Dentro del bote, la luciérnaga brillaba con luz mortecina. La luz era demasiado débil; el tono, demasiado pálido. Hacía mucho tiempo que no había visto una luciérnaga, pero creía recordar que éstas despedían una luz mucho más nítida y brillante en la oscuridad de las noches de verano. Tenía grabada en mí memoria la imagen de un bicho que desprendía una luz llameante.
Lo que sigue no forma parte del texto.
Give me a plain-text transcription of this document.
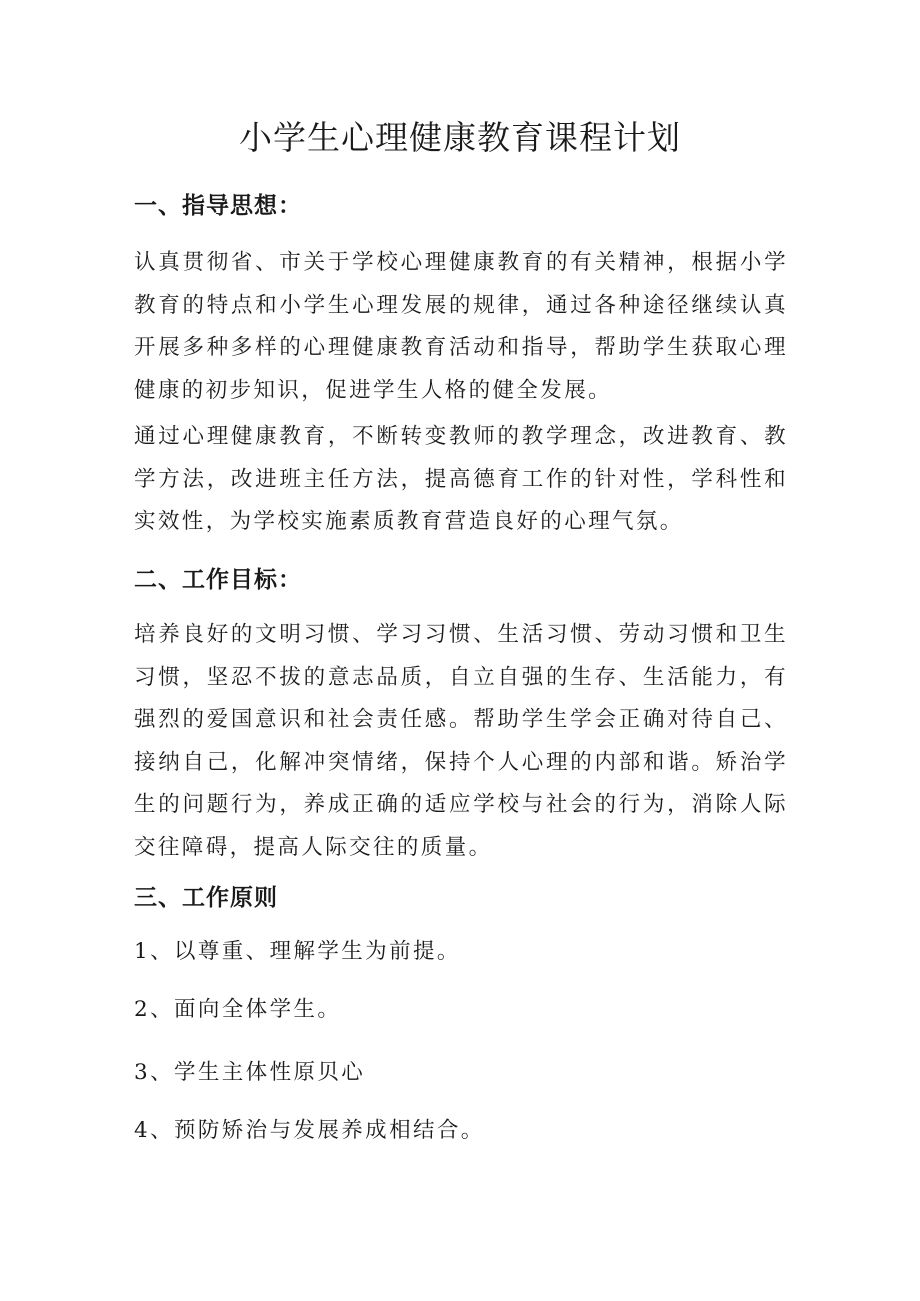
小学生心理健康教育课程计划
一、指导思想：

认真贯彻省、市关于学校心理健康教育的有关精神，根据小学教育的特点和小学生心理发展的规律，通过各种途径继续认真开展多种多样的心理健康教育活动和指导，帮助学生获取心理健康的初步知识，促进学生人格的健全发展。

通过心理健康教育，不断转变教师的教学理念，改进教育、教学方法，改进班主任方法，提高德育工作的针对性，学科性和实效性，为学校实施素质教育营造良好的心理气氛。

二、工作目标：

培养良好的文明习惯、学习习惯、生活习惯、劳动习惯和卫生习惯，坚忍不拔的意志品质，自立自强的生存、生活能力，有强烈的爱国意识和社会责任感。帮助学生学会正确对待自己、接纳自己，化解冲突情绪，保持个人心理的内部和谐。矫治学生的问题行为，养成正确的适应学校与社会的行为，消除人际交往障碍，提高人际交往的质量。

三、工作原则

1、以尊重、理解学生为前提。

2、面向全体学生。

3、学生主体性原贝心

4、预防矫治与发展养成相结合。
Intenté recordar cuándo había visto una luciérnaga por última vez. ¿Dónde había sido? Logré recordar la escena. Pero no el lugar ni el momento. En la oscuridad de la noche se oía el ruido del agua. Había una esclusa de ladrillo, de modelo antiguo, que se abría y cerraba al girar una manivela. El río no era una corriente tan pequeño como para que las hierbas de la orilla pudieran ocultar casi por completo la superficie del agua. Los alrededores estaban sumidos en la penumbra. Una oscuridad tan profunda que, tras apagar la linterna de bolsillo, no me veía los pies siquiera. Y sobre el estanque de la esclusa volaban cientos de luciérnagas. Los destellos de luz se reflejaban en la superficie del agua como chispas ardientes. Abrí los ojos y comprobé que esa noche de verano era, si cabe, más oscura.
Destapé el bote, saqué la luciérnaga y la deposité en un reborde que sobresalía. La luciérnaga se sostenía a duras penas en su nuevo hábitat. De pronto avanzó hacia la derecha y se dio cuenta de que era un callejón sin salida. Después se dio la vuelta y se acurrucó. Permaneció inmóvil, como si hubiera exhalado el último suspiro.
Yo la observaba. Durante mucho rato no hicimos el menor movimiento. EL viento soplaba a nuestro alrededor. Las incontables hojas del olmo susurraban en la oscuridad.
Esperé una eternidad.
Fue mucho después cuando la luciérnaga levantó el vuelo. Desplegó las alas como si se le hubiese ocurrido de repente. Un instante más tarde, cruzaba la barandilla y se sumergía en la envolvente oscuridad. Describió, ágil, un arco en torno al depósito, tal vez intentando recuperar el tiempo perdido. Y tras permaneces unos segundo inmóvil observando cómo la línea de luz se extendía en el viento, voló hacia el sur.
Aún después de que la luciérnaga hubiera desaparecido, el rastro de su luz permaneció largo tiempo en mi interior. Aquella pequeña llama, smejante a un alma que hubiese perdido su destino, siguió errando eternamente en la oscuridad de mis ojos cerrados. Alargué la mano repetidas veces hacia esa oscuridad. Pero no pude tocarla. La tenue luz quedaba más allá de las yemas de mis dedos.